I wouldn't argue with anything in the article, but there was one thing which didn't seem right to me. Islamic colonialism is only an earlier form of colonialism if you don't link later European colonialism to its obvious predecessor, Roman colonialism. The era of colonialism which could be seen as starting with Columbus voyage was undoubtedly influenced by Islamic colonialism, but only peripherally.
ReplyDeleteBat Ye'or mentions that not only the dhimmi laws but also some aspects of Islamic theology itself were derived from the Byzantine Christians, who of course saw themselves as Rome. The theology of Islam, like the theology of Rome, was geared to colonialism.
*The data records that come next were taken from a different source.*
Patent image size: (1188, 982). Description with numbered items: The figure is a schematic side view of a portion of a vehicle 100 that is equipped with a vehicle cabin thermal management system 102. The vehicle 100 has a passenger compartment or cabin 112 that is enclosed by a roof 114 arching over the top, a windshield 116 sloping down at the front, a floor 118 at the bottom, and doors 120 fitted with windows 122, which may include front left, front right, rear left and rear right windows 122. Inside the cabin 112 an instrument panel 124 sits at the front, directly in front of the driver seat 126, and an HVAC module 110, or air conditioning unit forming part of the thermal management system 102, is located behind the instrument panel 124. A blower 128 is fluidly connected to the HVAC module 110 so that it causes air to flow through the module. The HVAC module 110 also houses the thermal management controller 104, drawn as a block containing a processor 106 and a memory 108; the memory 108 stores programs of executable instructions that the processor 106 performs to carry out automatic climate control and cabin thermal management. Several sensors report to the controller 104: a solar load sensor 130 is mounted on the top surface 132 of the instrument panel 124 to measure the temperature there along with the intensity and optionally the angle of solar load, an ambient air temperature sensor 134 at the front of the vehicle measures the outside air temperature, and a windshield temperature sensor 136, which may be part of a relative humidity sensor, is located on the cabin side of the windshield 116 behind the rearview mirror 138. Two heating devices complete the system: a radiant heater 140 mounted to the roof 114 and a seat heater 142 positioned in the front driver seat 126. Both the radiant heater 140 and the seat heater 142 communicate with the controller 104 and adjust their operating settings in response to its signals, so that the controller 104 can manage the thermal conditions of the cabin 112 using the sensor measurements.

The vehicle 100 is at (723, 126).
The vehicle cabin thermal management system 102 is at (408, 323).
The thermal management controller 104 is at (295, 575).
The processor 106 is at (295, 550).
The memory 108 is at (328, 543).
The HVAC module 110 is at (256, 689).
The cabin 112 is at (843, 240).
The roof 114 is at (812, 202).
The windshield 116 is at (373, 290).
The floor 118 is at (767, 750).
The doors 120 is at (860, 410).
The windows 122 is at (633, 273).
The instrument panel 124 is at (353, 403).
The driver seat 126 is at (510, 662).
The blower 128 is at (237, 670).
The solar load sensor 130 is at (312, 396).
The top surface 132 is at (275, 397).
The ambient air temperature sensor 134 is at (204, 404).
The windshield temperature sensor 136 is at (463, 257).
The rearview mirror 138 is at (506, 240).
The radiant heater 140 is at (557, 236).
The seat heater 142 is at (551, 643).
The example of the Mongol Empire is maybe the clearest in showing the link between Christianity and empire building as long as you realise that the dominant tribe in the confederation that initiated the Mongol expansion was Nestorian Christian. Other tribes were, too, and not only the scribes but many of the most influential people amongst the Mongols were Nestorians. Even the Catholic Church had an influence on them. The pattern of their conquests seems obviously, to me, to show Christian thinking. Once the majority converted to Islam the pattern changed, the conquests were mostly in India and many returned quietly to their homeland amongst the Muslims and bordering on China.